En bref
Mathématicien et réformateur des Lumières, il a défendu la primauté de la raison, l’instruction universelle et les droits humains au cœur des bouleversements révolutionnaires.
Sujets de conversation
Parcours de vie
Né dans la petite noblesse sous le nom de Marie Jean Antoine Nicolas de Caritat, futur marquis de Condorcet. Élevé dans un foyer très pieux de la France provinciale, il manifeste tôt des dispositions pour les mathématiques et l’étude.
Adolescent, il s’installe à Paris pour suivre une formation exigeante en mathématiques et en philosophie. Les académies et les salons de la capitale l’ouvrent aux débats des Lumières sur la raison, la réforme et la méthode scientifique.
Il publie d’importants mémoires d’analyse qui attirent l’attention des savants français les plus en vue. Ces succès l’introduisent dans les cercles intellectuels d’élite et forgent sa réputation de jeune mathématicien redoutable.
Condorcet est élu à l’Académie des sciences, confirmant sa place parmi l’élite scientifique française. Cette nomination le relie à la science soutenue par l’État et à des réseaux influençant la politique publique et l’éducation.
Il travaille étroitement avec des figures telles que Voltaire et, plus largement, avec le milieu des Lumières attaché à la recherche laïque. Par sa correspondance et ses publications, il défend la tolérance et la raison contre la censure et l’autorité cléricale.
Sous l’impulsion du ministre réformateur Anne Robert Jacques Turgot, il devient inspecteur de la Monnaie de Paris. Le poste le place au croisement de l’économie, de l’administration et de la mesure scientifique au sein de l’État français.
Après la chute de Turgot, Condorcet soutient publiquement des réformes économiques et administratives libérales. Ses écrits dénoncent les privilèges et affirment qu’une politique rationnelle peut réduire la pauvreté et élargir les chances.
Dans son Essai sur l’application de l’analyse à la probabilité des décisions rendues à la pluralité des voix, il étudie mathématiquement le vote majoritaire. Il montre que les préférences collectives peuvent former des cycles, phénomène désormais appelé paradoxe de Condorcet.
Il épouse Sophie de Grouchy, dont le salon devient un lieu central pour les penseurs libéraux et les visiteurs étrangers. Leur foyer mêle philosophie, politique et sympathie pour les mouvements de réforme américain et français.
Alors que la crise s’aggrave, il défend l’égalité des droits civils, notamment pour les protestants et les juifs en France.

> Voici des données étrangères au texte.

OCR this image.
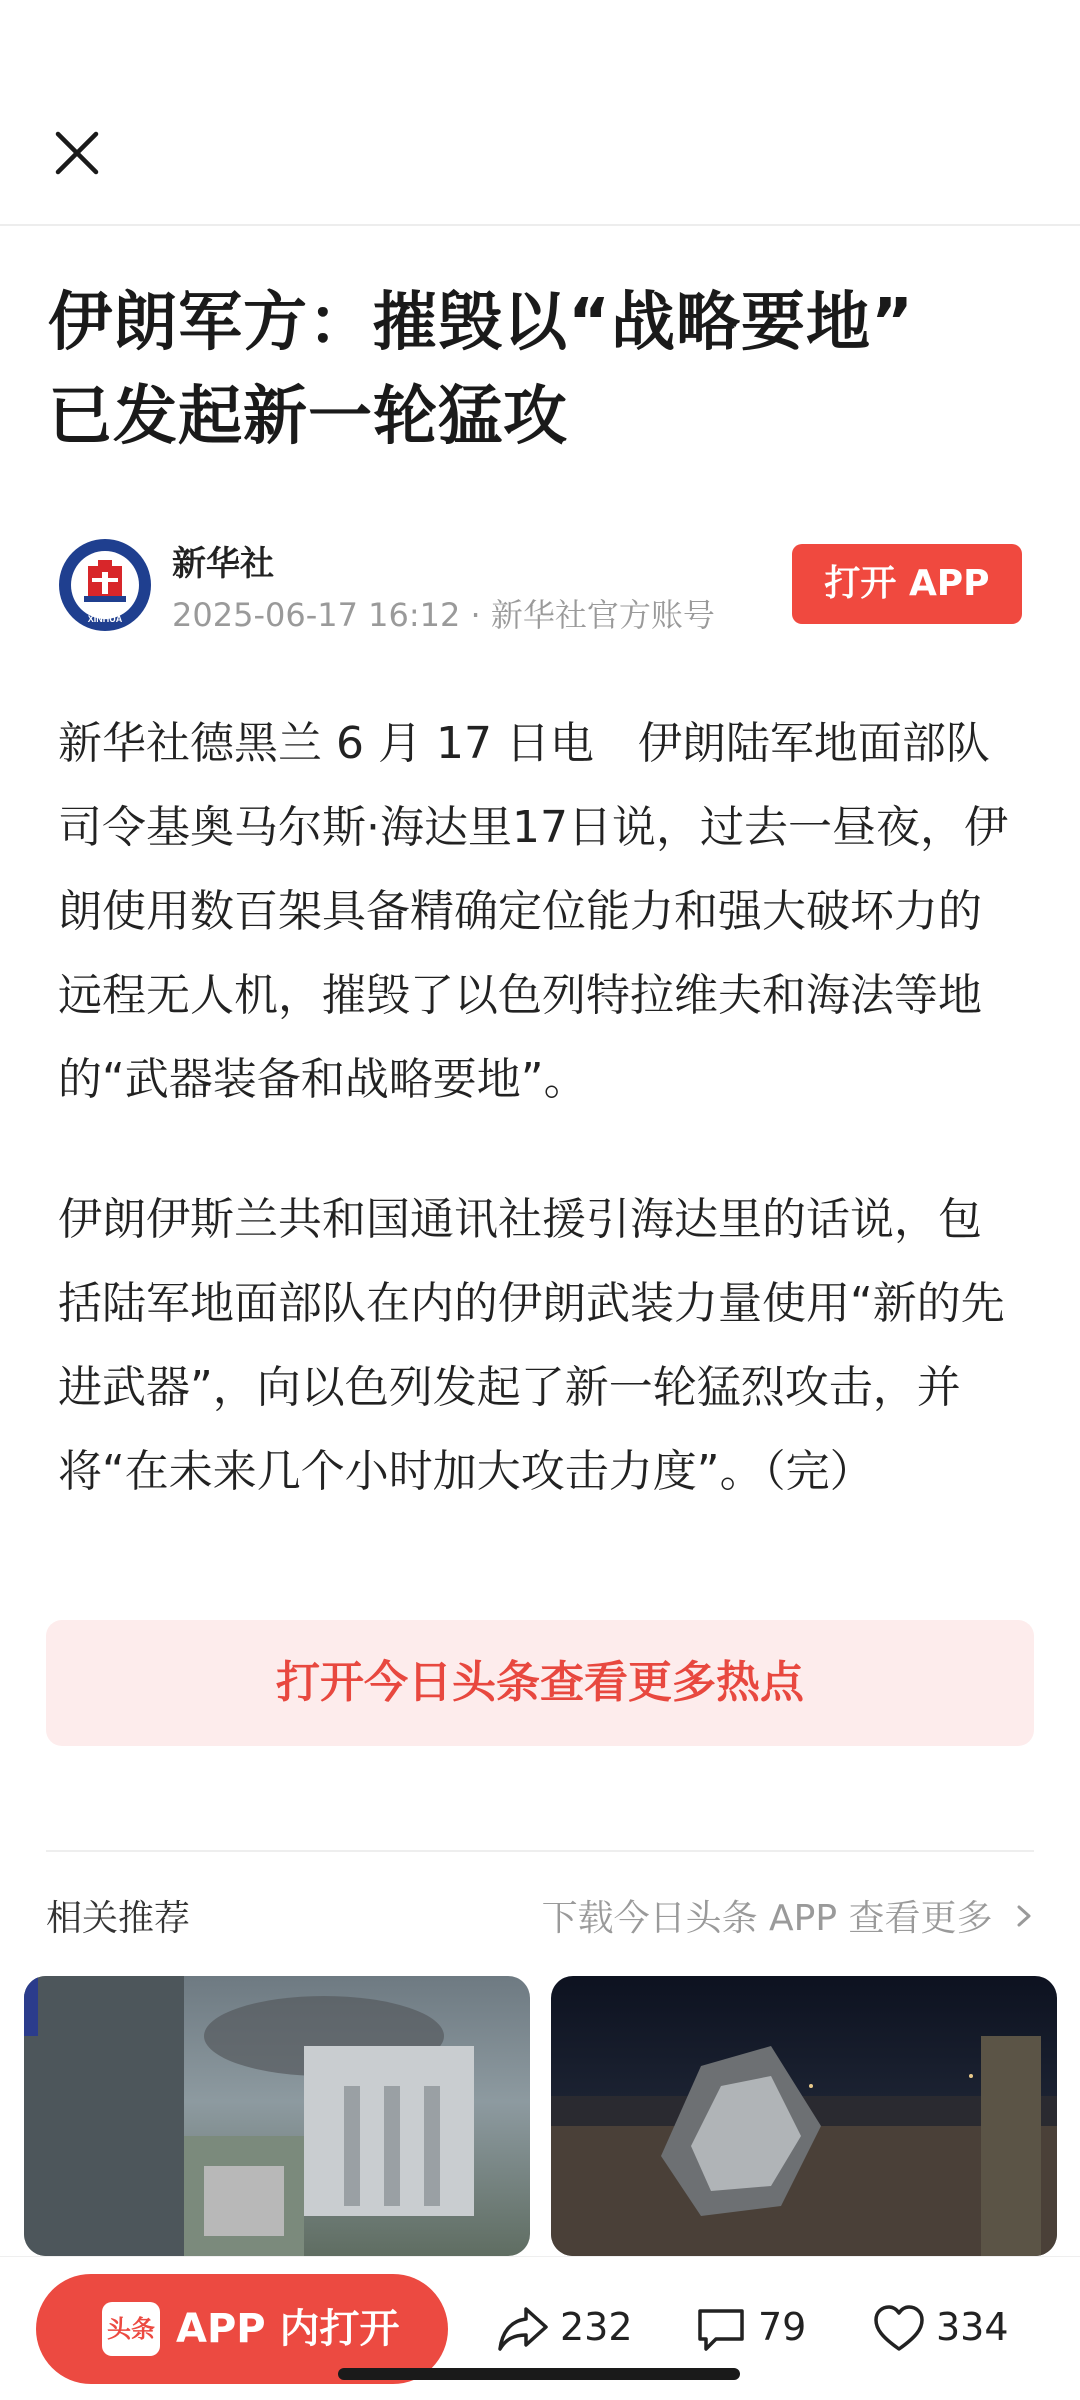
伊朗军方：摧毁以“战略要地”
已发起新一轮猛攻
XINHUA
新华社
2025-06-17 16:12 · 新华社官方账号
打开 APP

新华社德黑兰 6 月 17 日电　伊朗陆军地面部队司令基奥马尔斯·海达里17日说，过去一昼夜，伊朗使用数百架具备精确定位能力和强大破坏力的远程无人机，摧毁了以色列特拉维夫和海法等地的“武器装备和战略要地”。

伊朗伊斯兰共和国通讯社援引海达里的话说，包括陆军地面部队在内的伊朗武装力量使用“新的先进武器”，向以色列发起了新一轮猛烈攻击，并将“在未来几个小时加大攻击力度”。（完）

打开今日头条查看更多热点
相关推荐	下载今日头条 APP 查看更多
头条 APP 内打开	232	79	334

Il présente la tolérance comme une nécessité rationnelle pour un État moderne, et non comme une simple concession charitable.
Au début de la Révolution, il se range du côté de la réforme constitutionnelle et du langage des droits universels. Par le journalisme et les pamphlets, il plaide pour un gouvernement représentatif et une législation fondée sur les preuves.
Il publie Sur l’admission des femmes au droit de cité, soutenant que les femmes doivent jouir de droits politiques complets. Contre les normes dominantes, il fonde l’égalité sur la raison et la justice plutôt que sur la coutume ou la doctrine religieuse.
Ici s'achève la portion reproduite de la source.